Wall Street's Crisis Yet Another Republican Caused Meltdown With No End In Sight

The Wall Street Journal headline screamed: "Worst Crisis Since 30's, With No End Yet in Sight."
 
That should give Americans pause; another catastrophic aftermath of Republican Herbert Hoovers: Bush and McSame.
 
As Jonathan Tasini writes at Working Life:  {First from the WSJ}

"Every time financial firms and investors suggest that they've written assets down enough and raised enough new capital, a new wave of selling triggers a reevaluation, propelling the crisis into new territory. Residential mortgage losses alone could hit $636 billion by 2012, Goldman estimates, triggering widespread retrenchment in bank lending. That could shave 1.8 percentage points a year off economic growth in 2008 and 2009 -- the equivalent of $250 billion in lost goods and services each year.

"This is a deleveraging like nothing we've ever seen before," said Robert Glauber, now a professor of Harvard's government and law schools who came to Washington in 1989 to help organize the savings and loan cleanup of the early 1990s. "The S&L losses to the government were small compared to this."

   "Worse than the savings and loan bailout...nice...
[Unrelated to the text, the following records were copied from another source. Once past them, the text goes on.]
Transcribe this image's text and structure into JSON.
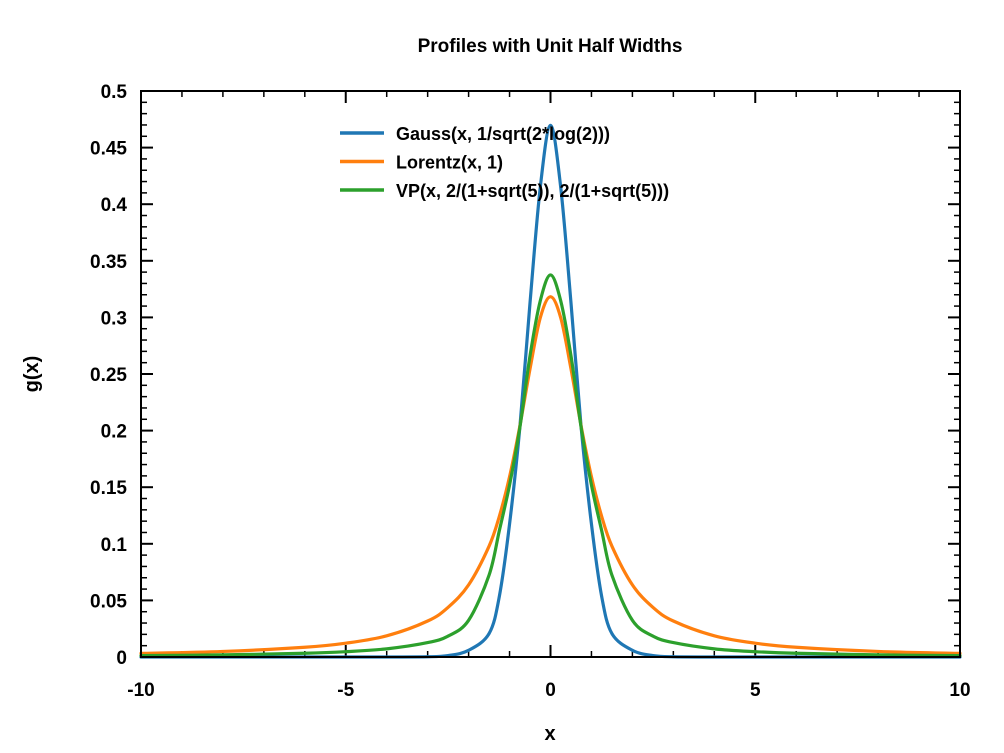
{
  "chart_data": {
    "type": "line",
    "title": "Profiles with Unit Half Widths",
    "xlabel": "x",
    "ylabel": "g(x)",
    "xlim": [
      -10,
      10
    ],
    "ylim": [
      0,
      0.5
    ],
    "grid": false,
    "legend_position": "top-center",
    "x_ticks": [
      -10,
      -5,
      0,
      5,
      10
    ],
    "x_tick_labels": [
      "-10",
      "-5",
      "0",
      "5",
      "10"
    ],
    "y_ticks": [
      0,
      0.05,
      0.1,
      0.15,
      0.2,
      0.25,
      0.3,
      0.35,
      0.4,
      0.45,
      0.5
    ],
    "y_tick_labels": [
      "0",
      "0.05",
      "0.1",
      "0.15",
      "0.2",
      "0.25",
      "0.3",
      "0.35",
      "0.4",
      "0.45",
      "0.5"
    ],
    "x": [
      -10,
      -8,
      -6,
      -5,
      -4,
      -3,
      -2.5,
      -2,
      -1.5,
      -1.25,
      -1,
      -0.75,
      -0.5,
      -0.25,
      0,
      0.25,
      0.5,
      0.75,
      1,
      1.25,
      1.5,
      2,
      2.5,
      3,
      4,
      5,
      6,
      8,
      10
    ],
    "series": [
      {
        "name": "Gauss(x, 1/sqrt(2*log(2)))",
        "color": "#1f77b4",
        "values": [
          0,
          0,
          0,
          0,
          0,
          0.0002,
          0.0013,
          0.0059,
          0.0207,
          0.0534,
          0.1174,
          0.2023,
          0.3129,
          0.4147,
          0.4697,
          0.4147,
          0.3129,
          0.2023,
          0.1174,
          0.0534,
          0.0207,
          0.0059,
          0.0013,
          0.0002,
          0,
          0,
          0,
          0,
          0
        ]
      },
      {
        "name": "Lorentz(x, 1)",
        "color": "#ff7f0e",
        "values": [
          0.0032,
          0.0049,
          0.0086,
          0.0122,
          0.0187,
          0.0318,
          0.0439,
          0.0637,
          0.0979,
          0.1242,
          0.1592,
          0.2037,
          0.2546,
          0.2996,
          0.3183,
          0.2996,
          0.2546,
          0.2037,
          0.1592,
          0.1242,
          0.0979,
          0.0637,
          0.0439,
          0.0318,
          0.0187,
          0.0122,
          0.0086,
          0.0049,
          0.0032
        ]
      },
      {
        "name": "VP(x, 2/(1+sqrt(5)), 2/(1+sqrt(5)))",
        "color": "#2ca02c",
        "values": [
          0.0012,
          0.0019,
          0.0033,
          0.0047,
          0.0072,
          0.0127,
          0.0185,
          0.0324,
          0.0723,
          0.1115,
          0.1519,
          0.2023,
          0.2661,
          0.3146,
          0.3375,
          0.3146,
          0.2661,
          0.2023,
          0.1519,
          0.1115,
          0.0723,
          0.0324,
          0.0185,
          0.0127,
          0.0072,
          0.0047,
          0.0033,
          0.0019,
          0.0012
        ]
      }
    ]
  }
}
   "And, soon to come, as I predicted, will be another wave that will hit hedge funds:

Hedge funds could be among the next problem areas. Many rely on borrowed money to amplify their returns. With banks under pressure, many hedge funds are less able to borrow this money now, pressuring returns. Meanwhile, there are growing indications that fewer investors are shifting into hedge funds while others are pulling out. Fund investors are dealing with their own problems: Many have taken out loans to make their investments and are finding it more difficult now to borrow.

   "They will deserve every hit they take. But, this is one thing that needs to be talked about: why did union pension funds invest billions of dollars in hedge funds? I know monetarily why: there were large returns coming back. But, wasn't it obvious that the day of reckoning would come, that the over-leveraging of the economy would bring this disaster?"

That is an excellent question.  Union investment should have been smarter than that.